Em técnicas por via anterior algumas dessas restrições são mais brandas, e a orientação de quem operou vale mais do que qualquer lista.

A dor e o inchaço ao longo dos meses

Nas duas primeiras semanas a dor da cirurgia diminui muito e vira desconforto ao esforço no primeiro mês. O inchaço na coxa e no tornozelo dura de quatro a oito semanas e piora no fim do dia; elevar a perna e usar a meia elástica ajudam. Dor que aumenta em vez de diminuir, panturrilha dura e dolorida, febre ou secreção na ferida não fazem parte do roteiro e pedem contato com a equipe.

Fisioterapia: quanto tempo e para quê

Fisioterapia começa no hospital e segue por seis a doze semanas, duas a três vezes por semana, com exercícios diários em casa. As primeiras semanas treinam marcha, equilíbrio e contração do glúteo; da quarta em diante entram força com carga progressiva e abandono gradual dos apoios. Quem chega à cirurgia com músculo fraco de anos de artrose leva mais tempo nesta etapa, e é ela que decide se a pessoa vai andar sem mancar.

Quando dirige, quando volta ao trabalho, quando viaja

Dirigir costuma ser liberado entre quatro e seis semanas, quando o lado operado responde com força e velocidade para frear, e sem analgésico forte no corpo. Trabalho sentado volta por volta da quinta semana; trabalho em pé ou com carga, do terceiro ao quarto mês. Viagem longa de avião ou carro pede pausa a cada hora para andar, pela trombose, e é mais tranquila depois da sexta semana.

Sexo, esporte e o que a prótese aguenta

Relação sexual pode ser retomada quando a dor permitir, respeitando os cuidados de posição, em geral a partir do primeiro mês. Caminhada, natação, bicicleta, musculação orientada, golfe, dança e tênis em dupla são liberados com o tempo. Corrida de rua, futebol e esportes com salto costumam ficar fora, porque o impacto repetido encurta a vida do implante, que hoje dura de 20 a 25 anos para a maior parte das pessoas.

Sinais de que algo saiu do roteiro

Dor súbita e forte com a perna encurtada e virada, sem conseguir mexer, é luxação e exige pronto-socorro. Panturrilha inchada, quente e dolorida ou falta de ar súbita indicam trombose e embolia. Febre, vermelhidão crescente e secreção na ferida indicam infecção. Dor na coxa que piora com o apoio depois de meses sem dor pode ser afrouxamento e pede radiografia.

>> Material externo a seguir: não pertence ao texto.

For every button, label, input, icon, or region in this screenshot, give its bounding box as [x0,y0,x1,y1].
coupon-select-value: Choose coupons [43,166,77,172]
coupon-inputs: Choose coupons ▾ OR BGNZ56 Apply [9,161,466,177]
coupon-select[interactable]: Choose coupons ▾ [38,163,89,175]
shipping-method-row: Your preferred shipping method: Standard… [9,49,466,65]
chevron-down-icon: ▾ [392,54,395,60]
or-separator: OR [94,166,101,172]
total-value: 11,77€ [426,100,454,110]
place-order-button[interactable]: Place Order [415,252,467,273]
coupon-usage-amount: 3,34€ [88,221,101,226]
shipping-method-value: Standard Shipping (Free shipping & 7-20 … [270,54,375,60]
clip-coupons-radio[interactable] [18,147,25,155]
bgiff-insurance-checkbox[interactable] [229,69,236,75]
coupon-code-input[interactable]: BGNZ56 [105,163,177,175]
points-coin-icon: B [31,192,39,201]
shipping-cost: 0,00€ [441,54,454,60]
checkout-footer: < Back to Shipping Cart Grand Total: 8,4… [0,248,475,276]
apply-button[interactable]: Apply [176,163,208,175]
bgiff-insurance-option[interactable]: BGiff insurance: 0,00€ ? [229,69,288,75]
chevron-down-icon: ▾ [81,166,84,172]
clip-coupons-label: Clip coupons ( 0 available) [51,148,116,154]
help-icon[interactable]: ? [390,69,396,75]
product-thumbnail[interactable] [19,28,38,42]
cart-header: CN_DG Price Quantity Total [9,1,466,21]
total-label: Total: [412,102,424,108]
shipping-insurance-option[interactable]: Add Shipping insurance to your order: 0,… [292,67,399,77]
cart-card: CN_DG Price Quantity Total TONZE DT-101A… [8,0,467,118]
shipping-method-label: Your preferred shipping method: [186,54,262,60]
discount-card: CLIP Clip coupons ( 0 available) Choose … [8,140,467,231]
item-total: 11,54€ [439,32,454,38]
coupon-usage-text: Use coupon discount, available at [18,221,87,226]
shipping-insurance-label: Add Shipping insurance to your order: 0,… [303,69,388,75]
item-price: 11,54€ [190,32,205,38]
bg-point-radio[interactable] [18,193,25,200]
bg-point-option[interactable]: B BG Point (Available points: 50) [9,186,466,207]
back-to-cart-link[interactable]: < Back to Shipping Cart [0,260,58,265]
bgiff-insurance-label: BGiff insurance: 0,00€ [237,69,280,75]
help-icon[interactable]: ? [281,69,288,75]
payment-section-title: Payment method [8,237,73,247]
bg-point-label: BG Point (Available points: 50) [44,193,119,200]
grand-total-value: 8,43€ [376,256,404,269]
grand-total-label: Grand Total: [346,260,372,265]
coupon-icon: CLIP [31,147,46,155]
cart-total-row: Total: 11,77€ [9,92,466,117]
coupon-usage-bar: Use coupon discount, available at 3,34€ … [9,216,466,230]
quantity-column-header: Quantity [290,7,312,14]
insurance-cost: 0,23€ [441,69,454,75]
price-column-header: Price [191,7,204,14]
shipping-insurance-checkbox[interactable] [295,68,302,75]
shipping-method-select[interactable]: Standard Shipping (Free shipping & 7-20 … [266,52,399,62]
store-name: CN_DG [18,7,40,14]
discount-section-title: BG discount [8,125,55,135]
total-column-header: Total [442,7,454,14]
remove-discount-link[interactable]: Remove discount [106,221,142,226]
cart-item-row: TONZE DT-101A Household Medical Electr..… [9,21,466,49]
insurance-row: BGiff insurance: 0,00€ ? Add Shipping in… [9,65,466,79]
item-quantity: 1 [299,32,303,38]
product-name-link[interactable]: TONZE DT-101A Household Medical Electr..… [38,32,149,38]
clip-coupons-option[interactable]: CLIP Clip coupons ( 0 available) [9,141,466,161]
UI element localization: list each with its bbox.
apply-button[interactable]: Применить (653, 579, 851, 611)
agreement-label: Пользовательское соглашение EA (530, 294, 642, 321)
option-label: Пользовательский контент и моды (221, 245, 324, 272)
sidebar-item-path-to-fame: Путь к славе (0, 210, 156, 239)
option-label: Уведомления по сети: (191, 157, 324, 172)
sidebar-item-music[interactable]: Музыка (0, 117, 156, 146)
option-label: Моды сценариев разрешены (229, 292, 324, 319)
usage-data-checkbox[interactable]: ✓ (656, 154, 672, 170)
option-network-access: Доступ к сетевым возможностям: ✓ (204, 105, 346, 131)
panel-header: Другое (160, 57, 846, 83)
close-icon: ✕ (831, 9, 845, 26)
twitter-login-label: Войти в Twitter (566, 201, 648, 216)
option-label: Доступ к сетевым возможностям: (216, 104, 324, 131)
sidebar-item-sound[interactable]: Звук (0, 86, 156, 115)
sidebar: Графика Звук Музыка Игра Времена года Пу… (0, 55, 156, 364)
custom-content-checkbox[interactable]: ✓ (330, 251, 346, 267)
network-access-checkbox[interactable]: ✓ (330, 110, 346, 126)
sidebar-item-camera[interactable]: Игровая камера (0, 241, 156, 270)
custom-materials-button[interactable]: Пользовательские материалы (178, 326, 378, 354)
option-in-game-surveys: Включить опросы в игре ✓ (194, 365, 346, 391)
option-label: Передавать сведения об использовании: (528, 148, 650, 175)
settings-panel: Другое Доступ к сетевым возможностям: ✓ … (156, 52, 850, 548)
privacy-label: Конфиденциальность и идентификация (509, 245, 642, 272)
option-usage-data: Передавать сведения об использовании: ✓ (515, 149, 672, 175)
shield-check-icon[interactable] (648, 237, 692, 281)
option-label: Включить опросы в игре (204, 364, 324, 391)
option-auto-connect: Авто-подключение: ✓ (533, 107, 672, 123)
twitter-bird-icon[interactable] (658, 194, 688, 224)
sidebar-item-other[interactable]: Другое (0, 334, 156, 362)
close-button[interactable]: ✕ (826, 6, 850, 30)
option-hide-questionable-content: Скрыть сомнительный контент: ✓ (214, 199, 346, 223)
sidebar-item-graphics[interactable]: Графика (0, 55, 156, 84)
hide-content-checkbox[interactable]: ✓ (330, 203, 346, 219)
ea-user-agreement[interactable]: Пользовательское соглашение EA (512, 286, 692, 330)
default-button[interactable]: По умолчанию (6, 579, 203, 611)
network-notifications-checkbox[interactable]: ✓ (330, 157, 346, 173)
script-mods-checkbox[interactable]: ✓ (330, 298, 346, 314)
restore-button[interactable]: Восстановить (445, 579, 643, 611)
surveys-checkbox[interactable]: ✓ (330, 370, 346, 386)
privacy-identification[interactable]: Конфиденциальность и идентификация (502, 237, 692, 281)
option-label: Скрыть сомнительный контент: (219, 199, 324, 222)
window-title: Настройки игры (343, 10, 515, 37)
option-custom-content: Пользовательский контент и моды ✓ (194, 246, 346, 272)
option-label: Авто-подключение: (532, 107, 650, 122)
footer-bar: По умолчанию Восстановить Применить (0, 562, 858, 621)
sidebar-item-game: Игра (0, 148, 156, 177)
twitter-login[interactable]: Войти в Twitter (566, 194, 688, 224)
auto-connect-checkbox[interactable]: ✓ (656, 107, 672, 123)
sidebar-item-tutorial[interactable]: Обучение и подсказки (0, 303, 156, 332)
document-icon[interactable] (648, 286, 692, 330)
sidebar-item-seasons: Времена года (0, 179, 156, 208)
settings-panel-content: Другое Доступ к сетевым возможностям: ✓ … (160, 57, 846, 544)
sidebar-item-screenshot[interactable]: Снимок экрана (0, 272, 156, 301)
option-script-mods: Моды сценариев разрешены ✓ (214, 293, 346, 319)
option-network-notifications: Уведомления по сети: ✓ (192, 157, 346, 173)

Perguntas frequentes sobre o pós-operatório

Quanto tempo leva para andar normal depois da prótese de quadril?

Sem apoio, de seis a oito semanas. Sem mancar e com força completa, do terceiro ao sexto mês, conforme a musculatura antes da cirurgia.

Quantos dias de internação?

Dois a quatro dias na maioria dos hospitais, e a pessoa sai andando com andador.

Quando pode dirigir?

Entre quatro e seis semanas, com liberação do médico e sem analgésico forte. Perna esquerda operada e carro automático liberam antes.

Pode dormir de lado?

Do lado não operado, com travesseiro entre os joelhos, desde a primeira semana. Do lado operado, em geral após seis semanas.

Quando volta a trabalhar?

Trabalho sentado, entre a quarta e a sexta semana. Trabalho em pé ou com carga, do terceiro ao quarto mês.

Quanto tempo dura a prótese?

De 20 a 25 anos na maioria dos pacientes, com os implantes atuais, e mais em quem evita impacto repetido e mantém o peso.

Resumo

A recuperação da prótese de quadril começa no dia seguinte à cirurgia, com o paciente em pé, e segue em fases. São dois a quatro dias de hospital, seis semanas de cuidados contra a luxação, fisioterapia até a décima segunda semana e rotina completa entre o terceiro e o sexto mês. Dirigir volta entre a quarta e a sexta semana; corrida e futebol ficam fora. Luxação, trombose e infecção são as complicações que pedem contato imediato.